Вооружившись зонтиком и надев шляпу, я взял курс в открытое пространство, но тут услышал почтительное покашливание и, обернувшись, увидел, что день радостного воссоединения вот-вот омрачится. В устремленных на меня глазах я уловил особый блеск, столь мне знакомый по общению с тетушками и неизменно означавший явное осуждение. И когда Дживс страдальчески произнес: «Прошу прощения, сэр, но неужели вы намерены появиться в отеле «Ритц» в этой шляпе?» — я понял, что настало время Бертраму продемонстрировать свою прославленную железную волю.
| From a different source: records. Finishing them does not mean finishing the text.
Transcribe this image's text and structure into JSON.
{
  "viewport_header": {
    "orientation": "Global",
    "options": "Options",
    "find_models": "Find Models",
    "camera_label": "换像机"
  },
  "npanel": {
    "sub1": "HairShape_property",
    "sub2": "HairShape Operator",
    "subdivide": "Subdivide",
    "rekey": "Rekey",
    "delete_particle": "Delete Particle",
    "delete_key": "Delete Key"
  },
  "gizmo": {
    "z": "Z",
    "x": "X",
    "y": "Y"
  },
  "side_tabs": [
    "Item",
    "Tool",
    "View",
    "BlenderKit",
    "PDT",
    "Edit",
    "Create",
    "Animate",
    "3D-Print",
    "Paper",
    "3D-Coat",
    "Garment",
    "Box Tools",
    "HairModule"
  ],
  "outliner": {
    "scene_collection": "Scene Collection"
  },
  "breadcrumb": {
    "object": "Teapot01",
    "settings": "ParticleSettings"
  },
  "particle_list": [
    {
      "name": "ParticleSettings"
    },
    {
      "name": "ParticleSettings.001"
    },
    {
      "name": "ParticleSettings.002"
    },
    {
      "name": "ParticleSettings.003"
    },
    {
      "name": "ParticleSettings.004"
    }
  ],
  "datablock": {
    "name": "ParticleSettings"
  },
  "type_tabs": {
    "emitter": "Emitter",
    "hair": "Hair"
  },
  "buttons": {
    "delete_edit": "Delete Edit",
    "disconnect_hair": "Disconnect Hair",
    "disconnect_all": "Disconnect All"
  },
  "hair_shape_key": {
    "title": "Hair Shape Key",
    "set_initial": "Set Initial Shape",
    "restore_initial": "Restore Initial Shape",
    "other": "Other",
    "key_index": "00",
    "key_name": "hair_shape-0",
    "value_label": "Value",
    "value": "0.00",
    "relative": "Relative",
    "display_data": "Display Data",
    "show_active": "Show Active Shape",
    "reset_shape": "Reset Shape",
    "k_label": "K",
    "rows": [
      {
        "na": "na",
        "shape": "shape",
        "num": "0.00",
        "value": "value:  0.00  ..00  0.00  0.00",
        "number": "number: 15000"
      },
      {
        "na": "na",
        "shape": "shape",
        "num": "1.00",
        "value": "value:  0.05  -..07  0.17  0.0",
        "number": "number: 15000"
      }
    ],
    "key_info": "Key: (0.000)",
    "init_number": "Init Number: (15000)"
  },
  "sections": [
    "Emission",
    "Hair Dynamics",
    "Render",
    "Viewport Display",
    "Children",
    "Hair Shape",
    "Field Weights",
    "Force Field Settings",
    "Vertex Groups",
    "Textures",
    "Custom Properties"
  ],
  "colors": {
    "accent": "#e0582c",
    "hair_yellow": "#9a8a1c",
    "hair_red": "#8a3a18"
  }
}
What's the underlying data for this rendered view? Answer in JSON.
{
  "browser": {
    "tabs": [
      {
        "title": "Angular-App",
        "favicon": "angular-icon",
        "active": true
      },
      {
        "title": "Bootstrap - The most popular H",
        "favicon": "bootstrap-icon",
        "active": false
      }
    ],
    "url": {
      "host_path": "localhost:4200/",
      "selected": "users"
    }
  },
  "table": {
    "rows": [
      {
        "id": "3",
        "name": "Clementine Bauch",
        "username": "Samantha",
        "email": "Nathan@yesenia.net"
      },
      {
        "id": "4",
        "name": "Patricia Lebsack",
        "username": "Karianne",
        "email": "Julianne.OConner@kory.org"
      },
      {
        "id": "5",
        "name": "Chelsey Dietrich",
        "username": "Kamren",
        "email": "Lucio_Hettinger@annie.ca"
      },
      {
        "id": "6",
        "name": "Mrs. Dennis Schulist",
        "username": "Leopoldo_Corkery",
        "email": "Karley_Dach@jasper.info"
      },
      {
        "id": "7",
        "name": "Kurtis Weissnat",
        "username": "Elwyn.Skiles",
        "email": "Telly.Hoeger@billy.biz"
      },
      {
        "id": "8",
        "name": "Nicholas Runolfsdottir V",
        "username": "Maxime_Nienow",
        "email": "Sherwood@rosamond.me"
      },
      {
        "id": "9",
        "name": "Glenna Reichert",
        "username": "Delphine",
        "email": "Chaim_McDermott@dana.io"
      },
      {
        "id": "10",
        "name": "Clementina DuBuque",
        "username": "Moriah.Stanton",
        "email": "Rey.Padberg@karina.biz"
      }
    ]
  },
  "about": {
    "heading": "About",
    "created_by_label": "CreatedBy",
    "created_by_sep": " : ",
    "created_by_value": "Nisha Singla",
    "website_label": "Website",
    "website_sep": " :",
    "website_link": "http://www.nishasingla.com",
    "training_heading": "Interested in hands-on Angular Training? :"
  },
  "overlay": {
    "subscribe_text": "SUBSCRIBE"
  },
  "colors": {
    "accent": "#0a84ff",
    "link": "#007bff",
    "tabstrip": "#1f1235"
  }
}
В вопросе головных уборов Дживс, как пить дать, идет не в ногу с современной передовой мыслью. Его взгляды даже можно назвать реакционными, и я с самого начала задавался вопросом, как он отнесется к голубой тирольской шляпе с розовым пером, которую я купил в его отсутствие. Теперь я получил ответ. Невооруженным глазом было видно: он ни за что на свете с ней не примирится.
Я же, напротив, всей душой полюбил эту шляпу, хотя готов был допустить, что она более уместна для ношения в сельской местности. Но, с другой стороны, она, бесспорно, сообщала моей наружности эдакую чертовщинку, а при моей внешности некая чертовщинка в экипировке просто неоценима. Поэтому у меня в голосе прозвучали металлические нотки:
— Да, Дживс, именно так я и намерен поступить, в общем и целом. Разве вам не нравится эта шляпа?
— Нет, сэр.
— Ну а мне нравится, — находчиво сказал я и вышел на улицу в своей тирольской, лихо заломленной — в этом вся соль! — голубой шляпе.
2
В «Ритце» у меня было назначено свидание с Эмералд Стокер, младшей дочерью этого пирата папаши Стокера, который однажды обманом заманил меня к себе на яхту с намерением женить на своей старшей дочери Полин. Длинная история, сейчас не стану вдаваться в подробности, скажу только, что старый болван имел совершенно превратное представление о моих отношениях с его ненаглядным чадом, потому что мы, как говорится, были всего лишь добрыми друзьями. К счастью, все обошлось благополучно — барышня связала себя узами брака с Мармадьюком, лордом Чаффнеллом, моим старинным приятелем, и мы как были, так и остались добрыми друзьями. Иногда я провожу уикэнды у Полин и Чаффи. А когда она приезжает в Лондон за покупками или за чем-нибудь еще, я слежу, чтобы она поглощала достаточное количество калорий. И само собой разумеется, когда Эмералд Стокер явилась сюда из Америки обучаться живописи, Полин поручила мне приглядывать за сестрой и время от времени водить ее обедать. Старый, добрый Берти, друг семьи.
Я так и знал, что опоздаю, — Эмералд уже меня ждала. Всякий раз при виде ее я поражался, до чего не похожи друг на друга могут быть родственники. В том смысле, что субъект А начисто лишен внешнего сходства с родственным ему субъектом В, а субъект В совсем не похож на родственный субъект С, надеюсь, вы улавливаете ход моих мыслей. Взять, например, клан Стокеров. Глядя на них, вы никогда в жизни не догадаетесь, что они связаны узами крови. Старик Стокер — вылитый персонаж третьего плана из какого-нибудь гангстерского фильма, а Полин такая красотка, что, когда идет по улице, даже самый сдержанный мужчина не стерпит и восхищенно присвистнет ей вслед. Эмералд же, совсем наоборот, вполне заурядная милашка и ничем не отличается от сотен других хорошеньких девушек, только нос и глазки у нее чуточку как у мопса, да веснушек несколько больше среднего уровня.